Layer 5 — Contextual and Episodic Memory: Even the best conversational chat bots today suffer from something resembling ADHD. They jump between topics, incapable of sustained flow or conversational rhythm. Past conversations in context are hardly reintroduced. There’s a great opportunity here because every time the user types a sentence, it can be treated as a survey.
A bot can do little transitive reasoning with some sort of dynamic episodic memories. And just because we are struggling to understand episodic context right now doesn’t mean its need goes away. It is the most vital piece of the puzzle. Scientists are trying to tackle this problem using Long Short Term Memory, a type of recurrent neural network. Stack a few of these on top of each other and you can call it Deep Learning. At the minimum, it wouldn’t be hard to produce a starkly advanced version of Google Alerts.

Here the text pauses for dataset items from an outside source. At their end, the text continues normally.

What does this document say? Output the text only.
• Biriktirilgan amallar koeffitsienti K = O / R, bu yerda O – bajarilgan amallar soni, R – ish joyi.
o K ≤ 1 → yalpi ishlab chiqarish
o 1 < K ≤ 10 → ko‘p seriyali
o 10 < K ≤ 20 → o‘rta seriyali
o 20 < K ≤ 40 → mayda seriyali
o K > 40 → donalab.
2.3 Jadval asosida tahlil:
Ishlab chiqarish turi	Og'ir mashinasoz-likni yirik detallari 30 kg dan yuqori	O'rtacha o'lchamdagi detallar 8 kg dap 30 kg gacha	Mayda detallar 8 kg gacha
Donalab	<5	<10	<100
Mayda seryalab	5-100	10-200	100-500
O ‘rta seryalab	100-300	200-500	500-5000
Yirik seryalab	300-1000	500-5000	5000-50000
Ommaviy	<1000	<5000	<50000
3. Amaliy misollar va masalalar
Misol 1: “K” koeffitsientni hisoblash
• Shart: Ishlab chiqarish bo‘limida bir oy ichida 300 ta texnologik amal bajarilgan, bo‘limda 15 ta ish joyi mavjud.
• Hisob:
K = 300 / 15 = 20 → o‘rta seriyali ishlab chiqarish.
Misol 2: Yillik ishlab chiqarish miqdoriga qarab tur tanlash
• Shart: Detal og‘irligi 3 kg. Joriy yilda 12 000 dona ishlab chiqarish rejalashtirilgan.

Layer 6 — Personality: We are quite far from achieving any sort of voice or personality for a bot at least from a computation standpoint. There are attempts to train personality type responses using data from books or social media. Social media chatter can be a double edged sword though. I once heard a researcher suggest that we could train a conversation model using the Reddit comments database. I wondered if the algorithm would pick up ‘trolling the user’ as one of its principal components.
Humans in the Loop
Modules in layers 1, 2 and 3 in the learning architecture are more robust. Modules in layers 4, 5 and 6 needs a lot of work. The promising aspect of Computer Science is that unlike many other sciences, it is strongly driven by the industry. If there is sufficient industry demand, except applied research to be productized soon.
At present though, the best choice seems to have personality modules inserted by editors and creative writers. Which makes creative editors/writers remarkably relevant in the age of conversational bots. If you are a writer this should excite you. Think of all the conversations written for MMORPGs or RPGs — a decision tree of powerful sentences can tell a powerful story.
The Climb
Skeptics claim that chat bots have been around for a long time. Why would it invade consumer markets now? Whats different this time? Why didn’t all this tech modules amalgamate into an architecture before?
You could find good explainers in the annals of data, computation or consumer markets. But personally, there’s one conjecture I find more useful. if a technology is frequently rediscovered, there are inevitable elements in it.
Where we are with chat bots today feels like where we were with the commercial Internet in 1994. You couldn’t Amazon Dash or binge watch Netflix shows back then, but it was the dawn of a totally new stack of technologies — an advanced architecture which would power a scalable Internet and redefine everything.